Tort reform is unlikely, so strong legal defenses are crucial

Could tort reform help rein in aggressive litigation and massive verdicts? The mood at the conference was that the prospect for enactment of any meaningful tort reform is becoming an ever more unrealizable reality.

Instead, strong legal defenses that recognize and counter reptile strategies and other plaintiff’s attorney tactics are crucial.

For one, the conference experts stressed unity among parties to a defense; that is, making sure everyone is on the same page to preclude a plaintiff’s attorney from “driving a wedge” between the defense. Communicate “early and often” was also stressed– insureds, brokers, risk managers, and counsel need to share information and coordinate defense strategy as early as possible.

In other words, be more strategic.

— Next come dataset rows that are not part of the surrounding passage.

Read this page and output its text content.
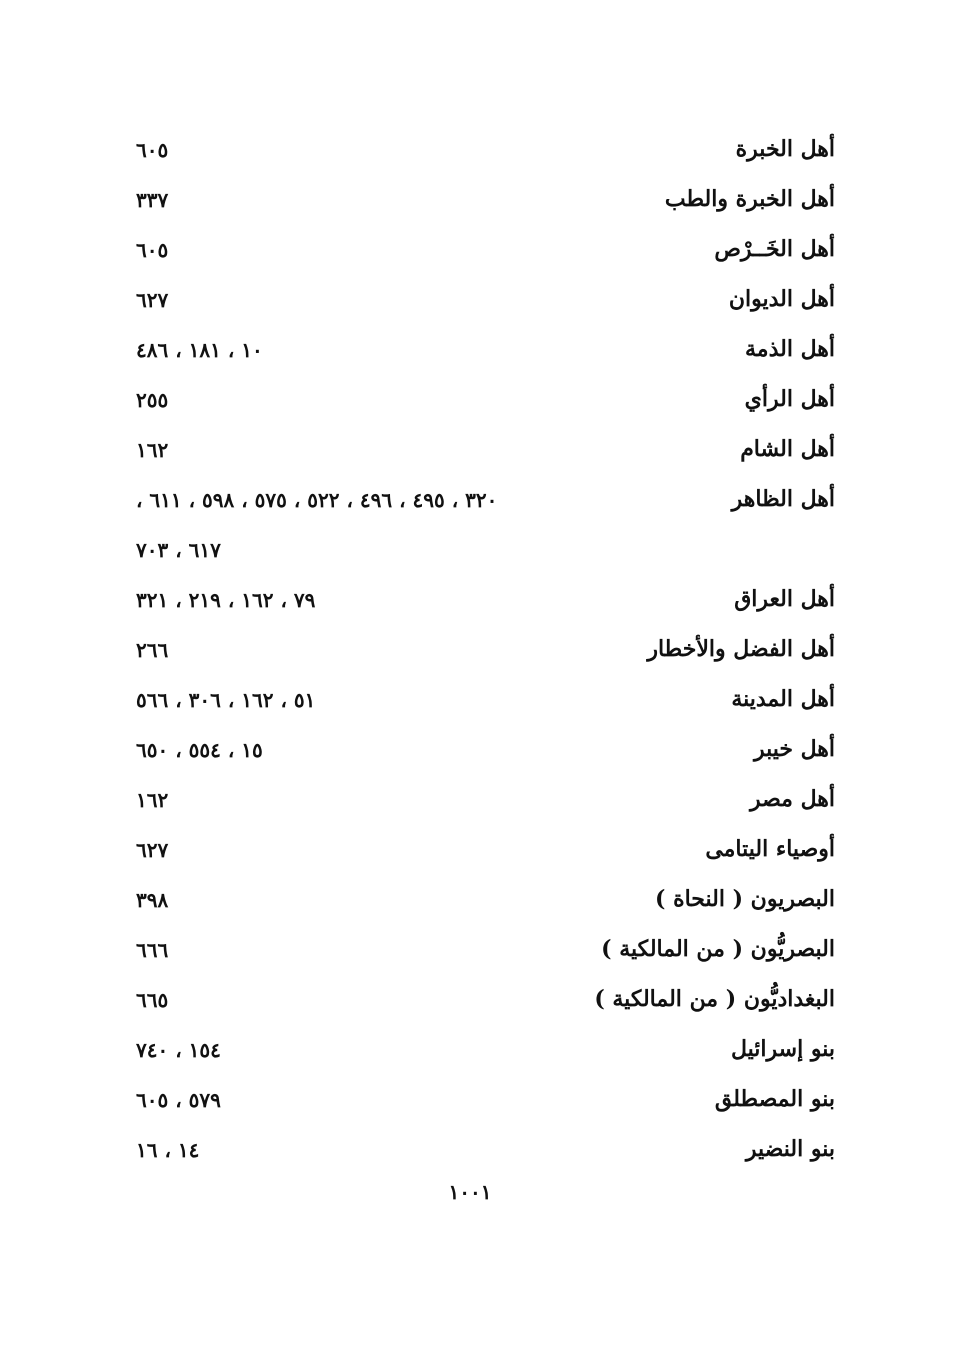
أهل الخبرة
٦٠٥
أهل الخبرة والطب
٣٣٧
أهل الخَــرْص
٦٠٥
أهل الديوان
٦٢٧
أهل الذمة
١٠ ، ١٨١ ، ٤٨٦
أهل الرأي
٢٥٥
أهل الشام
١٦٢
أهل الظاهر
٣٢٠ ، ٤٩٥ ، ٤٩٦ ، ٥٢٢ ، ٥٧٥ ، ٥٩٨ ، ٦١١ ،
٦١٧ ، ٧٠٣
أهل العراق
٧٩ ، ١٦٢ ، ٢١٩ ، ٣٢١
أهل الفضل والأخطار
٢٦٦
أهل المدينة
٥١ ، ١٦٢ ، ٣٠٦ ، ٥٦٦
أهل خيبر
١٥ ، ٥٥٤ ، ٦٥٠
أهل مصر
١٦٢
أوصياء اليتامى
٦٢٧
البصريون ( النحاة )
٣٩٨
البصريُّون ( من المالكية )
٦٦٦
البغداديُّون ( من المالكية )
٦٦٥
بنو إسرائيل
١٥٤ ، ٧٤٠
بنو المصطلق
٥٧٩ ، ٦٠٥
بنو النضير
١٤ ، ١٦
١٠٠١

Plaintiff’s counsel on the other side of the fence, observed William Passannante, an attorney with Anderson Kill P.C., “will pool resources and share information and contact each other to form a united front,” especially when there’s potential for a big settlement. “I don’t know if I see the same willingness among defense counsels,” he added.

Finsness agreed, arguing that effective defense counsel and coordinated strategy are crucial components of satisfactory claim settlement.

Emerging risks might completely change the litigation landscape

Panel members were asked what they think could be the “next asbestos” to hit the insurance industry:

  • Talc-related litigation – the potential population of plaintiffs dwarfs that of the asbestos population.
  • The opioid crisis continues to increase litigation and claims exposure for many books of business.
  • Concussion litigation, especially with the increased attention on long-term brain injuries suffered by football players.
  • Climate change litigation, particularly the recent cases seeking to hold individual companies liable for alleged climate change-related damages.
  • Exposure “leakage,” in which old issues crop up in new contexts. Finsness noted that PFOA (chemicals used in a number of products) contamination could potentially become a product liability issue.
  • Premises security. Will venues become liable for shootings or other acts of violence on their premises?

The upshot being: claims are happening more often, are getting more expensive – and may be cropping up for new exposures that could haunt the insurance industry for decades to come.